Tuesday, February 9, 2010

Five children burnt by industrial waste in Mansehra Colony

 Source : http://www.thenews.com.pk/print1.asp?id=223072

By By Shahid Husain
Karachi

As if the tragedy at the Sindh Industrial Trading Estate (SITE) was not enough where dumping of toxic waste by a factory owner played havoc with the lives of innocent children a few years ago, at least five children have been burnt in Mansehra Colony, F-Area, Landhi where industrial units dump their waste every day without any fear.

Amongst the children who have been burnt severely are: Omer, son of Sabir; Mazhar, son of Ashiq; Abid Ali, son of Khalid; Niaz Mohammad, son of Faqir Mohammad; and Zulfiqar, son of Faiz Mohammad; according to Noor-ur-Rehman, general secretary, Society for Safe and Healthier Environment, a small, grass root non-governmental organisation (NGO) that came into being after local activists of SITE area campaigned against dumping of toxic waste in SITE area.

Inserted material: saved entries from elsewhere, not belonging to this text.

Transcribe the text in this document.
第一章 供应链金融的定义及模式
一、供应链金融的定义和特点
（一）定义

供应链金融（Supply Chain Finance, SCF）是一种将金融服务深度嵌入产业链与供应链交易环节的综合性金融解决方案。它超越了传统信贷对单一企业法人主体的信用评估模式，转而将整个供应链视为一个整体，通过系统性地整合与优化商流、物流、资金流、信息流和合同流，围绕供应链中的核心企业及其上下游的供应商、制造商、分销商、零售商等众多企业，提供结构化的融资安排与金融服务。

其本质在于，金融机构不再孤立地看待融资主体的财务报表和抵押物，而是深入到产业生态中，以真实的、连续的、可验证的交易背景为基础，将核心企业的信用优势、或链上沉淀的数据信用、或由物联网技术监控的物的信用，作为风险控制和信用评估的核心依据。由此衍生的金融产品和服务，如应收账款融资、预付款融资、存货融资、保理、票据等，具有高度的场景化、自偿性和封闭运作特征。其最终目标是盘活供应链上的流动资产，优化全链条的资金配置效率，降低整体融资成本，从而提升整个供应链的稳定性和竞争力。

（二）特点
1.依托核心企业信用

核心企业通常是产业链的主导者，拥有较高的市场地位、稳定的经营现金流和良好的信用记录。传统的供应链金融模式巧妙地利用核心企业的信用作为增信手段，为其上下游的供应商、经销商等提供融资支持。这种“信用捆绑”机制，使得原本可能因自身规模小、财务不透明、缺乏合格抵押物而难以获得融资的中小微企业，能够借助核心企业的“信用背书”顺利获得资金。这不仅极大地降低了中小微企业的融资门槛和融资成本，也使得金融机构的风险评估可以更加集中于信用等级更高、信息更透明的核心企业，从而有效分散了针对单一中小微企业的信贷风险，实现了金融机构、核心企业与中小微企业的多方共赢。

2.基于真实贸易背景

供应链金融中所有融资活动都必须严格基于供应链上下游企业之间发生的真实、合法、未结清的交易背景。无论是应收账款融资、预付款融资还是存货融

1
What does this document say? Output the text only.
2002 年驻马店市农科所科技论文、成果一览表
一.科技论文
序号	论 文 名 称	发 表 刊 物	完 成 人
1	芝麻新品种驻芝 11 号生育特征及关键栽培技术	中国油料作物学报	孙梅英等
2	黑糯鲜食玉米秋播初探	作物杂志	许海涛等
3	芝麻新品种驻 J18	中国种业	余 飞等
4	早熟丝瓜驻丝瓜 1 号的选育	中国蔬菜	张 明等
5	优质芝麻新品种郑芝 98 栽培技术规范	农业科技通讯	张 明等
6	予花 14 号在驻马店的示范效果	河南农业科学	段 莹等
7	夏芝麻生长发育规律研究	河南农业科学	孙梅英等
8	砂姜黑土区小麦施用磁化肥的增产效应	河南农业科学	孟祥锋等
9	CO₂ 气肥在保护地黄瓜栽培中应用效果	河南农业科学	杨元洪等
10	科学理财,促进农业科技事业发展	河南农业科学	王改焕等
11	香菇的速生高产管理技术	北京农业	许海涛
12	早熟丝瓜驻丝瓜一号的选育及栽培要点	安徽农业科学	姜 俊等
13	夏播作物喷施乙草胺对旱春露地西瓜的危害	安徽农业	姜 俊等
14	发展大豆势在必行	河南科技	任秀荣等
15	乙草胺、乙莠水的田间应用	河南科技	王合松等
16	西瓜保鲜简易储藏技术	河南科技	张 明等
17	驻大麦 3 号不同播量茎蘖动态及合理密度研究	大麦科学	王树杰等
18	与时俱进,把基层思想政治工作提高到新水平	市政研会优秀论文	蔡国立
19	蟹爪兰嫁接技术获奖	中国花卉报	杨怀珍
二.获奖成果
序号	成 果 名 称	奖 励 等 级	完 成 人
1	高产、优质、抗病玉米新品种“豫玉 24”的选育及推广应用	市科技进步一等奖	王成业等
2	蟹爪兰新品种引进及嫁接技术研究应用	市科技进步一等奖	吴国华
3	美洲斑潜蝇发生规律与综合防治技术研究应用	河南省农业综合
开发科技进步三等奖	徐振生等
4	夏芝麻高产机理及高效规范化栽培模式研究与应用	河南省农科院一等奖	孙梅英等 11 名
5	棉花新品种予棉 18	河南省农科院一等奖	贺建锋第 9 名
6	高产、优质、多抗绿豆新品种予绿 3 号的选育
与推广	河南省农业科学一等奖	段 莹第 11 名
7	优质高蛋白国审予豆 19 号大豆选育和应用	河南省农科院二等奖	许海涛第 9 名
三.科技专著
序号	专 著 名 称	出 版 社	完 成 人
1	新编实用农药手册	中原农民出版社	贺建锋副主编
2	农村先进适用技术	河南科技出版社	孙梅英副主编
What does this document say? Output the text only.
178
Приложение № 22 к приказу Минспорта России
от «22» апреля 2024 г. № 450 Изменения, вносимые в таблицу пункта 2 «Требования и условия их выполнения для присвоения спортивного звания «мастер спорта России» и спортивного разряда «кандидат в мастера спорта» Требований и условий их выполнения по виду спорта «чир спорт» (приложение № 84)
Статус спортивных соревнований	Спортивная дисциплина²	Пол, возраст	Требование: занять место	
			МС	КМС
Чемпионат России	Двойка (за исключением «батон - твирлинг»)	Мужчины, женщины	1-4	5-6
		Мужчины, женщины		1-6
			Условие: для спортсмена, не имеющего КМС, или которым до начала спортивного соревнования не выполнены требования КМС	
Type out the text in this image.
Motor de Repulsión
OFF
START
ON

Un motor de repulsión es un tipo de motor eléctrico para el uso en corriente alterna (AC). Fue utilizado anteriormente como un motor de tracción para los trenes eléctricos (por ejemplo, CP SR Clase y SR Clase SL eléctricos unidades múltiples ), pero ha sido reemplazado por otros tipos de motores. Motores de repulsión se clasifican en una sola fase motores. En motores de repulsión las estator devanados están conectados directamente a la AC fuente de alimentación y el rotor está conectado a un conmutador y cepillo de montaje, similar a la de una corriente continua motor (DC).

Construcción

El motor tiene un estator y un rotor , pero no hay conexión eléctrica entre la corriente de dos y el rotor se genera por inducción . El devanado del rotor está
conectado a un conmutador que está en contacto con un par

“These children were burnt on January 18 while playing at the dump,” Mohammad Javed, a resident of Mansehra Colony who works in a denim factory in Landhi told The News.

“The mill area is situated near the dumping site where factories and Landhi Town employees dump their waste,” he said. “We tried to lodge a First Information Report (FIR) in Sharifi Goth police station but the officials refused to register it. We have been witnessing such incidents for the last one and a half year,” Javed said.

Amazingly, factory waste is dumped at the site by vehicles that have no number plates, he said.

A divisional bench of the Sindh High Court comprising Justice Mushir Alam and Justice Nadeem Azher Siddiqi on July 26, 2006, ordered that industrial waste should not be dumped on plot numbers F-620 and F-621 in SITE — Pakistan’s largest industrial estate.

The dumping of toxic chemical waste on these industrial plots had led to a tragedy of great magnitude in February 2006, when as many as 20 people — mostly children — received burns due to deadly chemicals.

Though industrialists tried to hush the case, inhabitants formed an “action committee” and filed a petition in the Sindh High Court.

Though a child died of severe burns while the other suffered from auto amputation, the struggle of the “action committee” that later transformed into the Society for Safe and Healthier Environment won the case and the unscrupulous factory owner was forced to compensate the victims.

Apparently the court verdict should have stopped dumping of hazardous waste in open plots in residential colonies but the tragedy in Mansehra Colony in Landhi’s F-Area amply demonstrates that the practice continues without any let or hindrance.